THE PROBLEM: Many government construction contracts dictate what potential contractors must pay workers to get the job. These restrictions are bad news for taxpayers and laborers alike. Taxpayers may not be able to afford to start projects whose labor costs are inflated, and of course, laborers can’t get paid for projects that are never undertaken.
The prevailing wage sets a floor for pay, but it can actually hurt the workers it’s intended to help by denying employment to people who can do the job at a more competitive price. To make matters worse, making projects more expensive also means that less taxpayer money will be available for other priorities.
THE SOLUTION: Let the market set wages.
Rather than dictate wages, the government should have policies that support a healthy jobs environment where higher wages for all sorts of construction projects—including public construction—develop on their own without the harmful effects of wage floors.

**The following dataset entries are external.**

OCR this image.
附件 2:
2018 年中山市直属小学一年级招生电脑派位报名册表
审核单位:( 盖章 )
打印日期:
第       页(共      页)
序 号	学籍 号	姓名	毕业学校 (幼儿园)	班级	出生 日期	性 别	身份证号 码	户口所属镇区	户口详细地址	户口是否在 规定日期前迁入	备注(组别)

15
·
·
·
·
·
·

Policymakers must keep in mind that project delays can hurt their communities over time. It would be better to let the market set wage rates for these projects and to begin delivering those public services sooner rather than later.

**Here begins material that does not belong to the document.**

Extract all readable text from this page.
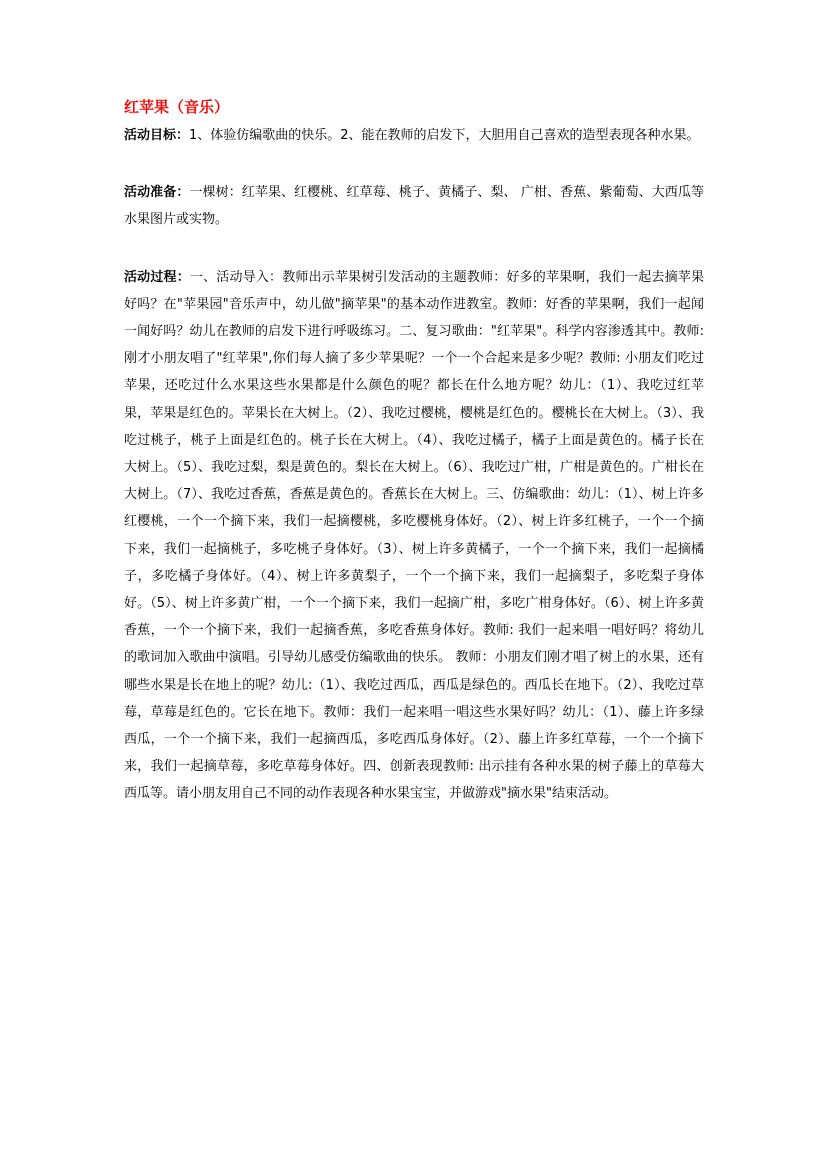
红苹果（音乐）

活动目标：1、体验仿编歌曲的快乐。2、能在教师的启发下，大胆用自己喜欢的造型表现各种水果。

活动准备：一棵树：红苹果、红樱桃、红草莓、桃子、黄橘子、梨、 广柑、香蕉、紫葡萄、大西瓜等水果图片或实物。

活动过程：一、活动导入：教师出示苹果树引发活动的主题教师：好多的苹果啊，我们一起去摘苹果好吗？在"苹果园"音乐声中，幼儿做"摘苹果"的基本动作进教室。教师：好香的苹果啊，我们一起闻一闻好吗？幼儿在教师的启发下进行呼吸练习。二、复习歌曲："红苹果"。科学内容渗透其中。教师: 刚才小朋友唱了"红苹果",你们每人摘了多少苹果呢？一个一个合起来是多少呢？教师: 小朋友们吃过苹果，还吃过什么水果这些水果都是什么颜色的呢？都长在什么地方呢？幼儿：（1）、我吃过红苹果，苹果是红色的。苹果长在大树上。（2）、我吃过樱桃，樱桃是红色的。樱桃长在大树上。（3）、我吃过桃子，桃子上面是红色的。桃子长在大树上。（4）、我吃过橘子，橘子上面是黄色的。橘子长在大树上。（5）、我吃过梨，梨是黄色的。梨长在大树上。（6）、我吃过广柑，广柑是黄色的。广柑长在大树上。（7）、我吃过香蕉，香蕉是黄色的。香蕉长在大树上。三、仿编歌曲：幼儿：（1）、树上许多红樱桃，一个一个摘下来，我们一起摘樱桃，多吃樱桃身体好。（2）、树上许多红桃子，一个一个摘下来，我们一起摘桃子，多吃桃子身体好。（3）、树上许多黄橘子，一个一个摘下来，我们一起摘橘子，多吃橘子身体好。（4）、树上许多黄梨子，一个一个摘下来，我们一起摘梨子，多吃梨子身体好。（5）、树上许多黄广柑，一个一个摘下来，我们一起摘广柑，多吃广柑身体好。（6）、树上许多黄香蕉，一个一个摘下来，我们一起摘香蕉，多吃香蕉身体好。教师: 我们一起来唱一唱好吗？将幼儿的歌词加入歌曲中演唱。引导幼儿感受仿编歌曲的快乐。 教师：小朋友们刚才唱了树上的水果，还有哪些水果是长在地上的呢？幼儿:（1）、我吃过西瓜，西瓜是绿色的。西瓜长在地下。（2）、我吃过草莓，草莓是红色的。它长在地下。教师：我们一起来唱一唱这些水果好吗？幼儿：（1）、藤上许多绿西瓜，一个一个摘下来，我们一起摘西瓜，多吃西瓜身体好。（2）、藤上许多红草莓，一个一个摘下来，我们一起摘草莓，多吃草莓身体好。四、创新表现教师: 出示挂有各种水果的树子藤上的草莓大西瓜等。请小朋友用自己不同的动作表现各种水果宝宝，并做游戏"摘水果"结束活动。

WHO ELSE DOES IT? States with no prevailing wage law include Alabama, Arizona, Arkansas, Colorado, Florida, Georgia, Idaho, Indiana, Iowa, Kansas, Kentucky, Louisiana, Mississippi, New Hampshire, North Carolina, North Dakota, Oklahoma, South Carolina, South Dakota, Utah, Virginia, and West Virginia.
THE OPPORTUNITY: Moving away from market-distorting policies like the prevailing wage will help the state promote job growth and spend taxpayer money efficiently.
- These reforms would promote job growth and make public works projects more affordable.
- Taxpayers get the most bang for their tax buck when their money is spent efficiently and effectively.